5.  Procedures for Egress BGP Speaker

   The TPF information instructs the egress router to de-encapsulate the
   packet and forward the newly exposed payload inner packet through the
   specified interface or forward using the specified Routing Instance.
   The TPF information described in Section 3 will be assigned by the
   egress BGP Router.

   When the egress BGP Speaker advertises the NLRI, it will include the
   TPF information in the encoding described in Section 8 and Section 9.
   The egress BGP Speaker MUST include the Tunnel Encapsulation
   Attribute with Route type SRm6 as described in Section 4 in such BGP
   updates.

   By tagging the BGP update with Tunnel Encapsulation attribute of SRm6
   type, the BGP Speaker informs how the SRm6_NLRI should be decoded and
   processed by the receiving BGP Speaker.

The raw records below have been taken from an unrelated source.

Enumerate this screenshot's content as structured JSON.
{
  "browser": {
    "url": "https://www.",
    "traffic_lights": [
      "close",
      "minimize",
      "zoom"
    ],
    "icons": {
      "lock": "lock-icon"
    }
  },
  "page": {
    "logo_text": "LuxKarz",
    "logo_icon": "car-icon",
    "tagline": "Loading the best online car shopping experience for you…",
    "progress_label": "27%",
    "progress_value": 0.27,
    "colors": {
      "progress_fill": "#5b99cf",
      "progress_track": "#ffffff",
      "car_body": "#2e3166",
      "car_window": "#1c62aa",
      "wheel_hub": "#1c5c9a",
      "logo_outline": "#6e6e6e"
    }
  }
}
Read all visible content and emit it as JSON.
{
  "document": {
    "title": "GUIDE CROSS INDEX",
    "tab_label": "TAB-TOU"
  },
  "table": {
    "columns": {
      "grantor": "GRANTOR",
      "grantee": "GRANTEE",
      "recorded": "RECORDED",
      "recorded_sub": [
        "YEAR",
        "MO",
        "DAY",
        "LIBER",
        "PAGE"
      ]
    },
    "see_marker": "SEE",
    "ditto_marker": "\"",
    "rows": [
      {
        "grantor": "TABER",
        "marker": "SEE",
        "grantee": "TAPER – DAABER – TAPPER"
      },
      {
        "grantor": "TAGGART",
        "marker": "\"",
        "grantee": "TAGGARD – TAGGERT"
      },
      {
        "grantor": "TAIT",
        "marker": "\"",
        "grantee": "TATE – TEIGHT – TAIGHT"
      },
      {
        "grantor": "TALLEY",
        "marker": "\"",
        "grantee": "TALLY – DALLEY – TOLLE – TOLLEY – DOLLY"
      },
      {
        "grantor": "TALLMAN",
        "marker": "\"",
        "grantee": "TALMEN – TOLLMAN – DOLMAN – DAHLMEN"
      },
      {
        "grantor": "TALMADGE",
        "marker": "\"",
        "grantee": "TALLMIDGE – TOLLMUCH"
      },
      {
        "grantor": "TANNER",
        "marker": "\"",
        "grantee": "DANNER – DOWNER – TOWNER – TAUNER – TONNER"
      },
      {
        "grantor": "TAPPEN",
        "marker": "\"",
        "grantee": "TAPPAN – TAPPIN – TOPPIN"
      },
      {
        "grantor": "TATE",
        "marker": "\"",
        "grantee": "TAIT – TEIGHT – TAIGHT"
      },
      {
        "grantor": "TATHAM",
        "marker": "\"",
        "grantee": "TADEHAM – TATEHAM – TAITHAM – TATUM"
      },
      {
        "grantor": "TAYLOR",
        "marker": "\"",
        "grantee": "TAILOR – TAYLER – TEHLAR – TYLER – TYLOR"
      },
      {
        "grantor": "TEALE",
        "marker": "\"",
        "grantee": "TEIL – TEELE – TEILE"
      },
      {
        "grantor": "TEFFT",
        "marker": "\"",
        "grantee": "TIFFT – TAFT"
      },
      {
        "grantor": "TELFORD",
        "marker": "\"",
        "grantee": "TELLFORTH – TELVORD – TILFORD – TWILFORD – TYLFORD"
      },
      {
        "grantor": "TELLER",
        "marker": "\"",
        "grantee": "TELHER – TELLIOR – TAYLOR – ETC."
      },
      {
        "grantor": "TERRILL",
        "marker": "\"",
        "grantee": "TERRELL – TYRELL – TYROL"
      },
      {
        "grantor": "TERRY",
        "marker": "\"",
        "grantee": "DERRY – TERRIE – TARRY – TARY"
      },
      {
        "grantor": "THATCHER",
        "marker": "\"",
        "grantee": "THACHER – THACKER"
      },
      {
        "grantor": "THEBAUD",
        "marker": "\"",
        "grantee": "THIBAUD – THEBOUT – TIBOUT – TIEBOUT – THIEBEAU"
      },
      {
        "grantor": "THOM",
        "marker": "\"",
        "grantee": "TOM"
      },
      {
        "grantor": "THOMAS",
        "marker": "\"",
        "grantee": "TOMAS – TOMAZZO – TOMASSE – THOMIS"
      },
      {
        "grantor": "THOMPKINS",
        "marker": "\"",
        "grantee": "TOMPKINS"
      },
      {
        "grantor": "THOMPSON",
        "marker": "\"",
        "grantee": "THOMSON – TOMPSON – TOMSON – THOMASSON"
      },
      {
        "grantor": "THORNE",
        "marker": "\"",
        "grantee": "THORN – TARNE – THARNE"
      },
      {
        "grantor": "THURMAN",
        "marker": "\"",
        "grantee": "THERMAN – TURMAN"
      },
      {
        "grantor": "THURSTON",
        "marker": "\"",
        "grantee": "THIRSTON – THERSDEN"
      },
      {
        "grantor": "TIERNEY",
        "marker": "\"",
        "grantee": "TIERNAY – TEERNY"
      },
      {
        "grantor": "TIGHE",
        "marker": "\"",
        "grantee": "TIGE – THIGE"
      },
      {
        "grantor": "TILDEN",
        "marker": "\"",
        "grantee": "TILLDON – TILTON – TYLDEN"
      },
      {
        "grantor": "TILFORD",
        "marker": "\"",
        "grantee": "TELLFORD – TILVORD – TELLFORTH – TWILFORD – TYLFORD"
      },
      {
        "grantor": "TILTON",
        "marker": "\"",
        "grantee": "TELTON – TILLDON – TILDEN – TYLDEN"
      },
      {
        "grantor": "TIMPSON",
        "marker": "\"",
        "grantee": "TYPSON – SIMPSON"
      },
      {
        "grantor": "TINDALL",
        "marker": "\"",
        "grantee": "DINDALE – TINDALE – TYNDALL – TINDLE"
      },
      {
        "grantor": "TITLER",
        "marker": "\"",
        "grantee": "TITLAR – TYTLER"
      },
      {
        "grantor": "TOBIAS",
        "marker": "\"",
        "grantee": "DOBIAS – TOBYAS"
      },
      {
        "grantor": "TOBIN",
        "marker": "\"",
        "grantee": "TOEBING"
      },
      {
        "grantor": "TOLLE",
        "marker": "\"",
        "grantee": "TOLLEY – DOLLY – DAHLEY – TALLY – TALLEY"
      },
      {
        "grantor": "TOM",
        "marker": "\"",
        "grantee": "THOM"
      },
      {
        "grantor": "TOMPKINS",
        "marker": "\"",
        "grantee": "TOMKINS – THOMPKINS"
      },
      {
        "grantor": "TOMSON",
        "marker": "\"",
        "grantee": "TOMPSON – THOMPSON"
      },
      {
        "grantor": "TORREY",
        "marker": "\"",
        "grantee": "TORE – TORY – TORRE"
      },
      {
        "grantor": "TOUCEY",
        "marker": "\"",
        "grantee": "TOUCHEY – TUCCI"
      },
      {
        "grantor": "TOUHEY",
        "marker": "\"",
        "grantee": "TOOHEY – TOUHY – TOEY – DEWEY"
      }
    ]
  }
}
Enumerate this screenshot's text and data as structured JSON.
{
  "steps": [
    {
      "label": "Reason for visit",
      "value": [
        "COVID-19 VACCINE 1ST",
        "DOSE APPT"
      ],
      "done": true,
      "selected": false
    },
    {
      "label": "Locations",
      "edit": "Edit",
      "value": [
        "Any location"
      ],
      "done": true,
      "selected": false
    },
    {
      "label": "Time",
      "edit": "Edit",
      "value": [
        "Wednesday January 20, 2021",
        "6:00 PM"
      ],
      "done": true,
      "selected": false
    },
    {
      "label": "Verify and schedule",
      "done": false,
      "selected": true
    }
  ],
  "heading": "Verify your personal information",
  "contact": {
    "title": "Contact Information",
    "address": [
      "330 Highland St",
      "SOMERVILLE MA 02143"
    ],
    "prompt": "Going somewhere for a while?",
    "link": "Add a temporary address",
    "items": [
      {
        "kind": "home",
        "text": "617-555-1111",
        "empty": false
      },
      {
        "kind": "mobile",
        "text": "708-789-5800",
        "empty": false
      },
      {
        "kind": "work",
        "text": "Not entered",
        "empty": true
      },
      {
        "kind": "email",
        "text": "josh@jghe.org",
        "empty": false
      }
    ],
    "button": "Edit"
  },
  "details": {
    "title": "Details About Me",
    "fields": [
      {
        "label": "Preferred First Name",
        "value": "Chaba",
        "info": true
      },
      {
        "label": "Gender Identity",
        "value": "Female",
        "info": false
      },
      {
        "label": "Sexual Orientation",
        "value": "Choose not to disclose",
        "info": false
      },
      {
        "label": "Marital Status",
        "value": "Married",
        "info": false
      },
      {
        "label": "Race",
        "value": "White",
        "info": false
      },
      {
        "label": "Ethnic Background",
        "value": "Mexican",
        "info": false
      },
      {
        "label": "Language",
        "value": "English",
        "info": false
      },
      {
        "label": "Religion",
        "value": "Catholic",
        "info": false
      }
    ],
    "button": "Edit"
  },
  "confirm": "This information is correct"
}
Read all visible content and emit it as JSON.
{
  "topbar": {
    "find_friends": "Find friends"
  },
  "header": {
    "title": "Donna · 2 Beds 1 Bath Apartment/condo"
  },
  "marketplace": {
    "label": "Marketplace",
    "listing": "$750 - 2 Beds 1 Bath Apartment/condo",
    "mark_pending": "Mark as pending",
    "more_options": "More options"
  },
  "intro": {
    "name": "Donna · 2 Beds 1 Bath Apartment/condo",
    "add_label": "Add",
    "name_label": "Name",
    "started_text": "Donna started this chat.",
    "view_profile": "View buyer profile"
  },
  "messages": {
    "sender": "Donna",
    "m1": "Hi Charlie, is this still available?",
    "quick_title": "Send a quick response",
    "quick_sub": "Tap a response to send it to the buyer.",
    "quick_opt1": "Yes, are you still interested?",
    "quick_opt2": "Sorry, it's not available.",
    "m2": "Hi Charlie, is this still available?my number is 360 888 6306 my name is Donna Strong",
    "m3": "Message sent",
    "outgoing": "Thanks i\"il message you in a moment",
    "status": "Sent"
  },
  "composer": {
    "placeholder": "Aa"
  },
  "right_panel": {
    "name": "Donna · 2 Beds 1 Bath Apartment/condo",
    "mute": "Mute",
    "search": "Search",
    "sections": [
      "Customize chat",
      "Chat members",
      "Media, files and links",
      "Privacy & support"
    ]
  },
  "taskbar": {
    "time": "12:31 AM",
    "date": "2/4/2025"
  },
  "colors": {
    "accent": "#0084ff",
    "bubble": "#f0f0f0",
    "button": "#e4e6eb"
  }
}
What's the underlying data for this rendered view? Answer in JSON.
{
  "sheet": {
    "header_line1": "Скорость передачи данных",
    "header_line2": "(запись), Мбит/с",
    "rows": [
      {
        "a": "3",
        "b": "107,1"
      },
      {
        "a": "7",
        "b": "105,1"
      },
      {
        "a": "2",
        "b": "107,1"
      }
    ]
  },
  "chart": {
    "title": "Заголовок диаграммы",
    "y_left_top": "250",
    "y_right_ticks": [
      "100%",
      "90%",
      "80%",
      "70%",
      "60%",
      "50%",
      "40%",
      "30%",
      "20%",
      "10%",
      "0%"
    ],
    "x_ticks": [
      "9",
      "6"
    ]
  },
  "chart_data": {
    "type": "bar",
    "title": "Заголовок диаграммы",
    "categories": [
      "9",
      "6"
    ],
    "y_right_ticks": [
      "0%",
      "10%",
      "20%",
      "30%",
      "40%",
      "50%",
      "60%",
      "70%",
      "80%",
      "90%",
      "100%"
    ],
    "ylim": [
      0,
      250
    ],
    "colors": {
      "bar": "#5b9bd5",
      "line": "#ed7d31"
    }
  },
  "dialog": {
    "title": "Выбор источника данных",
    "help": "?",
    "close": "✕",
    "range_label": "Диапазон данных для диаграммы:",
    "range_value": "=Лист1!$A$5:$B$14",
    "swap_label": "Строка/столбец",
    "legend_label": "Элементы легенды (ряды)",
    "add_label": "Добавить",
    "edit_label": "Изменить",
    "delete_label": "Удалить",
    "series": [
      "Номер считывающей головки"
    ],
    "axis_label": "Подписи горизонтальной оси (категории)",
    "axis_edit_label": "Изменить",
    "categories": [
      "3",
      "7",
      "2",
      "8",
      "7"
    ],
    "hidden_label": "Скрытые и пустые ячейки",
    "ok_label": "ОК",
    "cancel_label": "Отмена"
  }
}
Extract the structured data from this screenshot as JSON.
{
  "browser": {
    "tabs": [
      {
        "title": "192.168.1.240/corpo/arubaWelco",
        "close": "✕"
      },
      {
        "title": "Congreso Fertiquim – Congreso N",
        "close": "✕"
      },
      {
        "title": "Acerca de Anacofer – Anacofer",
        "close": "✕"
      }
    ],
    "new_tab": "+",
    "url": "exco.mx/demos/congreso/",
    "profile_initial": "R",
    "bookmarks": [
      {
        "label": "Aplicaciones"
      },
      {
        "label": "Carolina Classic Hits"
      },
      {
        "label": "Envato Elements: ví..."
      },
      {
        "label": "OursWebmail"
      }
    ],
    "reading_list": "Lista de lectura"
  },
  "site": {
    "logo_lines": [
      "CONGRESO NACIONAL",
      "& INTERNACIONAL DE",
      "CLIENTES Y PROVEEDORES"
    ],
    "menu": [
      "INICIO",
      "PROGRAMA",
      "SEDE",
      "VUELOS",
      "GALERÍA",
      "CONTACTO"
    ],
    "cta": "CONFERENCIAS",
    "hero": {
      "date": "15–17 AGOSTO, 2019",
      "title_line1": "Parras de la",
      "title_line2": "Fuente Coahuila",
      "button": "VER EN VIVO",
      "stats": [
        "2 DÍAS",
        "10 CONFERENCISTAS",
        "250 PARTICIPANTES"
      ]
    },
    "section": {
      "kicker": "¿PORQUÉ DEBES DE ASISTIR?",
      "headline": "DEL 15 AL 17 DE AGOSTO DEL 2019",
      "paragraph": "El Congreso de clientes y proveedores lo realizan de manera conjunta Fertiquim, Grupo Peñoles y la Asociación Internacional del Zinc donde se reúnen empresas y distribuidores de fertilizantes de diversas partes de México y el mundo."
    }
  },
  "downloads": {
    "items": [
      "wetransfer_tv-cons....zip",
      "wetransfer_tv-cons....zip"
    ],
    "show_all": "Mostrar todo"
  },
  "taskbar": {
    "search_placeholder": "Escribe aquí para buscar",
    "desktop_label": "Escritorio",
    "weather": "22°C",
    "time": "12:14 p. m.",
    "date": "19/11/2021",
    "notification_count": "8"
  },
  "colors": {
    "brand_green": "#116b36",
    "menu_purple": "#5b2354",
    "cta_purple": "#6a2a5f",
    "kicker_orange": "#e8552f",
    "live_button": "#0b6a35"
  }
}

   Via the Remote Tunnel Endpoint Sub-TLV encoding, the egress BGP
   router may specify the SRm6 Path Destination Address.  The Protocol
   type Sub-TLV and the Color Sub-TLV may be used by the egress BGP
   router to influence the payload packets to be put on SRm6 path.  The
   Embedded Label Handling Sub-TLV MUST be set to 3 to inform that the
   label field MUST be used to form the TPF option that is inserted in
   the Destination Options Header at the ingress router as described in
   [I-D.bonica-6man-vpn-dest-opt].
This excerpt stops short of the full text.